European Court rules on bicycle trademark

Posted on: January 9th, 2015

The European appeal court has made a legal ruling that could be of vital importance to individuals and/or companies who depend on trademarks.

The designer, Polo Ralph Lauren, protested to the application of the registration of trademark as they stated that it was too akin to their current (and very well-known) registered trademark. The Polo Ralph Lauren logo depicts a polo player on a horse with his polo stick held aloft. The mark in dispute shows an individual on a bicycle also holding a polo stick above his head.

Trademark law confers a right on the owner of a registered trademark to dispute an application if it is for a trademark which is analogous enough to an existing trademark that there is “a likelihood of confusion on the part of the public”. In considering this test, the court takes into account expected public perception of the trademark, along with other factors such as the market.

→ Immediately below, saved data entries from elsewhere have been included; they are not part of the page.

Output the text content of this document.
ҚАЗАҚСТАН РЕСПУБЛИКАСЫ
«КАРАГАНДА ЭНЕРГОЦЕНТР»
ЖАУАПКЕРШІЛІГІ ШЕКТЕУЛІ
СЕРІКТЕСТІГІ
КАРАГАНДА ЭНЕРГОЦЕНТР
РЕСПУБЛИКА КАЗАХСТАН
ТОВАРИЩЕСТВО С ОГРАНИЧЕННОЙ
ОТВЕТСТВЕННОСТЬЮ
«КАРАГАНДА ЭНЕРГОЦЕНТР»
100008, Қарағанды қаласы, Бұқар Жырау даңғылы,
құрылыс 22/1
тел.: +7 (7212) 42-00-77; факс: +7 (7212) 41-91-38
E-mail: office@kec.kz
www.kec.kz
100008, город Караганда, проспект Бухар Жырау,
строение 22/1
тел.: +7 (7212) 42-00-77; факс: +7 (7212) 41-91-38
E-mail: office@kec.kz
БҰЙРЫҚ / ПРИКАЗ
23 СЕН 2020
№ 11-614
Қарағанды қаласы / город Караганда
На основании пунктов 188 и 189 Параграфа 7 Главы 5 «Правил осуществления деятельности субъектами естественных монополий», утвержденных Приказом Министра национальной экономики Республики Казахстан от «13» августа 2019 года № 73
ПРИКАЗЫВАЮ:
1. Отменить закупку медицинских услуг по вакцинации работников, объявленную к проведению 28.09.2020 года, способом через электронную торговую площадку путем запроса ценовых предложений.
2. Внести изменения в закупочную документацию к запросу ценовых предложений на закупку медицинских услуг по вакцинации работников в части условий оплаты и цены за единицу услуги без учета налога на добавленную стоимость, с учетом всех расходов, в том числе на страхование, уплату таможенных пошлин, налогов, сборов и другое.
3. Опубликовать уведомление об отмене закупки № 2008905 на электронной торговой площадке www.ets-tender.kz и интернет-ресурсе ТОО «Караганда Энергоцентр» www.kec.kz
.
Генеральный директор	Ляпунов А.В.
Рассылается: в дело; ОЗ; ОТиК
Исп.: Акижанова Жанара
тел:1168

In this case, it was thought that the public, when observing the ‘similar’ logo, could easily confuse it with the Polo Ralph Lauren logo. This was due to the fact that the Polo Ralph Lauren logo is often represented in a pocket-sized fashion (usually on clothing or other garments) – thus, any dissimilarity between the two logos may not be instantly apparent to the naked eye.

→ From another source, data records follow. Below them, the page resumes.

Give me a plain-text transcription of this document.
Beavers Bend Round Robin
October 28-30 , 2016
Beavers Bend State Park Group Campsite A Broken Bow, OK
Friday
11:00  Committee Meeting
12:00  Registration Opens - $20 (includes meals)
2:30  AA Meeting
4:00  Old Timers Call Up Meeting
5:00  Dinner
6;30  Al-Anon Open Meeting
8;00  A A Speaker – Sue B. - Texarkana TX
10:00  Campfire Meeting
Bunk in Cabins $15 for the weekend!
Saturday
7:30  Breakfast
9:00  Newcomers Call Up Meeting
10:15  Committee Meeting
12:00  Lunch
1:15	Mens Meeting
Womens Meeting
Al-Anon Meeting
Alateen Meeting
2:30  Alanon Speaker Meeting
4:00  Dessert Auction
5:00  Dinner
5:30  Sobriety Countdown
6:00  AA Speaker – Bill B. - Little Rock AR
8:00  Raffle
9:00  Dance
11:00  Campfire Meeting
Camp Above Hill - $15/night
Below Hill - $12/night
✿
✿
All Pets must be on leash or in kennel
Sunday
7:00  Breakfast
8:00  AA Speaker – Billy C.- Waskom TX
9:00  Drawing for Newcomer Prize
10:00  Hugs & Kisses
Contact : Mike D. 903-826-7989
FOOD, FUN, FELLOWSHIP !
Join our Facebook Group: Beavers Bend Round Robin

The judgement demonstrates the strict nature of trademark infringement – trademarks do not have to be a complete match of each other to cause conflict (and possible legal proceedings). It also highlights the importance of ensuring that, when designing a new logo, legal advice is taken at the beginning of the process to confirm that an infringement is not likely to happen in the future. This advice may prove vital, and can assist in evading a costly conflict at a later stage.